A cementing operation for protection against the above-described downhole condition is called primary cementing. Secondary cementing includes the cementing processes used in a well during its productive life, such as remedial cementing and repairs to existing cemented areas. The present invention is generally useful in both primary and secondary or remedial cementing.
In the early days of oil field production, when wells were all relatively shallow, cementing was accomplished by flowing the cement slurry down the casing and back up the outside of the casing in the annulus between the casing and the bore hole wall.
As wells were drilled deeper and deeper to locate petroleum reservoirs, it became difficult to successfully cement the entire well from the bottom of the casing, and, therefore, multiple stage cementing was developed to allow the annulus to be cemented in separate stages, beginning at the bottom of the well and working upwardly.
Multiple stage cementing is achieved by placing cementing tools, which are primarily valve ports, in the casing or between joints of casing at one or more locations in the bore hole; flowing cement through the bottom of the casing, up the annulus to the lowest cementing tool in the well; closing off the bottom and opening the cementing tool; and then flowing cement through the cement tool up the annulus to the next upper stage, and repeating this process until all the stages of cementing are completed.

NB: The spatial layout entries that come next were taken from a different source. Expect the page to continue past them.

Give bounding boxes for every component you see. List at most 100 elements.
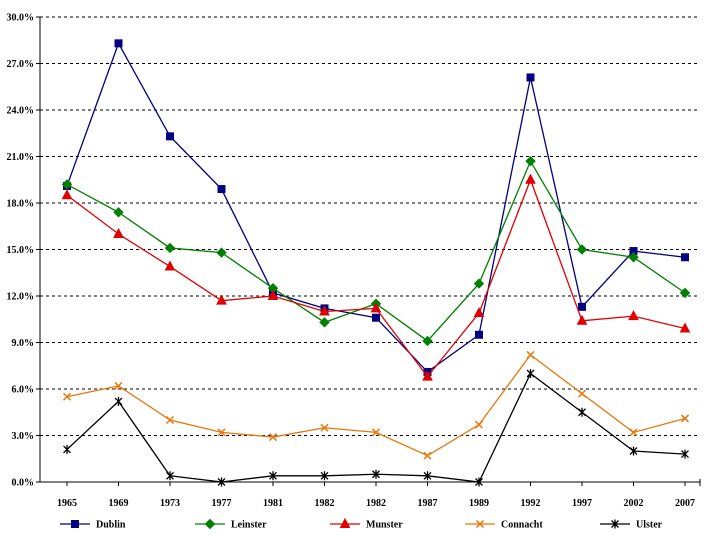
y-tick-label: 24.0% <box>7 106 35 117</box>
x-tick-label: 1973 <box>160 498 180 509</box>
gridlines <box>40 16 700 436</box>
y-tick-label: 21.0% <box>7 152 35 163</box>
y-tick-label: 18.0% <box>7 199 35 210</box>
data-point-leinster <box>576 244 588 255</box>
x-tick-label: 2002 <box>624 498 644 509</box>
x-tick-label: 1965 <box>57 498 77 509</box>
data-point-connacht <box>371 428 381 437</box>
axes <box>36 16 701 486</box>
y-tick-label: 30.0% <box>7 13 35 24</box>
data-point-munster <box>473 306 485 318</box>
y-tick-label: 0.0% <box>12 478 35 489</box>
data-point-leinster <box>61 179 73 190</box>
data-point-dublin <box>578 302 586 311</box>
data-point-dublin <box>372 313 380 322</box>
x-tick-label: 1987 <box>418 498 438 509</box>
data-point-connacht <box>474 420 484 429</box>
data-point-connacht <box>577 389 587 398</box>
data-point-ulster <box>114 396 123 406</box>
legend-item-leinster: Leinster <box>195 518 267 531</box>
data-point-ulster <box>629 446 638 456</box>
series-line-munster <box>66 177 686 378</box>
data-point-munster <box>576 314 588 325</box>
y-tick-label: 27.0% <box>7 59 35 70</box>
data-point-munster <box>679 322 691 333</box>
data-point-connacht <box>62 392 72 401</box>
data-point-dublin <box>526 73 535 82</box>
series-leinster <box>61 155 691 347</box>
data-point-ulster <box>578 407 586 417</box>
data-point-dublin <box>114 39 123 48</box>
data-point-leinster <box>216 247 227 258</box>
series-line-ulster <box>66 372 686 483</box>
x-tick-label: 1992 <box>521 498 541 509</box>
data-point-munster <box>267 289 279 300</box>
legend-marker <box>71 520 79 528</box>
data-point-leinster <box>319 317 330 328</box>
series-connacht <box>62 350 690 460</box>
data-point-ulster <box>526 369 535 378</box>
y-tick-label: 6.0% <box>12 385 35 396</box>
data-point-munster <box>319 305 330 316</box>
data-point-munster <box>164 260 176 271</box>
legend-label: Ulster <box>636 520 663 531</box>
data-point-dublin <box>217 185 226 194</box>
y-tick-label: 3.0% <box>12 431 35 442</box>
data-point-dublin <box>475 330 483 339</box>
x-tick-label: 1969 <box>109 498 129 509</box>
data-point-leinster <box>679 287 691 299</box>
data-point-dublin <box>681 253 689 262</box>
data-point-connacht <box>629 428 638 437</box>
x-tick-label: 1982 <box>315 498 335 509</box>
data-point-connacht <box>320 423 329 432</box>
data-point-connacht <box>268 433 278 442</box>
data-point-ulster <box>217 477 226 487</box>
legend-item-ulster: Ulster <box>600 519 663 531</box>
data-point-ulster <box>475 477 483 487</box>
series-line-connacht <box>66 353 686 457</box>
legend-label: Connacht <box>501 520 543 531</box>
y-tick-labels: 0.0% 3.0% 6.0% 9.0% 12.0% 15.0% 18.0% 21.0% 24.0… <box>7 13 35 489</box>
data-point-connacht <box>114 381 123 390</box>
legend-label: Munster <box>366 520 403 531</box>
y-tick-label: 12.0% <box>7 292 35 303</box>
data-point-leinster <box>113 207 124 218</box>
data-point-dublin <box>166 132 174 141</box>
data-point-connacht <box>217 428 226 437</box>
x-tick-label: 1997 <box>572 498 592 509</box>
x-tick-label: 1989 <box>469 498 489 509</box>
data-point-leinster <box>473 278 485 289</box>
data-point-munster <box>61 189 73 200</box>
legend: Dublin Leinster Munster Connacht Ulster <box>60 517 663 531</box>
data-point-leinster <box>422 335 433 347</box>
data-point-munster <box>370 302 382 313</box>
legend-item-connacht: Connacht <box>465 520 543 531</box>
data-point-leinster <box>164 242 176 254</box>
data-point-ulster <box>63 444 71 454</box>
data-point-munster <box>422 370 433 381</box>
data-point-ulster <box>681 449 689 459</box>
data-point-leinster <box>525 155 536 167</box>
series-lines <box>61 39 691 487</box>
y-tick-label: 9.0% <box>12 338 35 349</box>
data-point-munster <box>628 310 639 321</box>
data-point-ulster <box>372 469 380 479</box>
series-munster <box>61 173 691 381</box>
legend-marker <box>611 519 619 529</box>
data-point-connacht <box>526 350 535 359</box>
x-tick-label: 1981 <box>263 498 283 509</box>
x-tick-label: 1977 <box>212 498 232 509</box>
data-point-connacht <box>165 415 175 425</box>
data-point-ulster <box>320 471 329 481</box>
data-point-ulster <box>269 471 277 481</box>
legend-label: Leinster <box>231 520 267 531</box>
data-point-leinster <box>628 252 639 263</box>
x-tick-label: 1982 <box>366 498 386 509</box>
legend-label: Dublin <box>96 520 126 531</box>
data-point-ulster <box>423 471 432 481</box>
data-point-munster <box>525 173 536 184</box>
series-dublin <box>63 39 689 376</box>
x-tick-label: 2007 <box>675 498 695 509</box>
x-tick-labels: 1965 1969 1973 1977 1981 1982 1982 1987 1989 1992… <box>57 498 695 509</box>
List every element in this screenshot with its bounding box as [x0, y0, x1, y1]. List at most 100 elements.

There are cementing applications which necessitate the sealing off of the annulus between the casing string and the wall of the bore hole at one or more positions along the length of the casing string. An example of such an application is when it is desired to achieve cementing between a high pressure gas zone and a lost circulation zone penetrated by the bore hole. Another application is when it is desired to achieve cementing above a lost circulation zone penetrated by the bore hole. A third application occurs when formation pressure of an intermediate zone penetrated by the bore hole is greater than the hydrostatic head of the cement to be placed in the annulus thereabove. Still another application occurs when a second stage of cement is to be placed at a distant point up the hole from the top of the first stage of cement, and a packer is required to help support the cement column in the annulus. A further example of an application for employment of a cementing packer occur when it is desired to achieve full hole cementing of slotted or perforated liners.
An example of such an inflatable packer for cementing is the multiple stage inflatable packer disclosed in U.S. Pat. No. 3,948,322 to Baker, owned by the assignee of the present invention. In this device, an opening plug is dropped into the casing string and pumped down to actuate an opening sleeve to allow inflation of the packer element. A back check valve prevents the packer from deflating. After the packer is inflated, additional pressure is applied which moves an annular valve member to open a port to the well annulus above the inflated packer element. In a later version of this apparatus, a thin walled secondary opening sleeve is sheared to open this port.
Cementing is carried out through the port, and after the cementing operation, a closing plug is dropped into the well casing to actuate a releasing sleeve and move a closing sleeve which seals off the ports. After the operation is complete, the center of the tool may be drilled out, leaving the closing sleeve to permanently seal the ports.
One problem with this apparatus is that the secondary opening sleeve, being essentially a thin walled mandrel, is difficult to manufacture. Further, when the tool is positioned in the well bore, there may be some bending of the tool which can cause the annular valve member or secondary opening sleeve to bind and not open as desired.
The present invention solves this problem by replacing the annular valve member or secondary opening sleeve with a secondary rupture disc which is designed to burst or rupture at the predetermined pressure.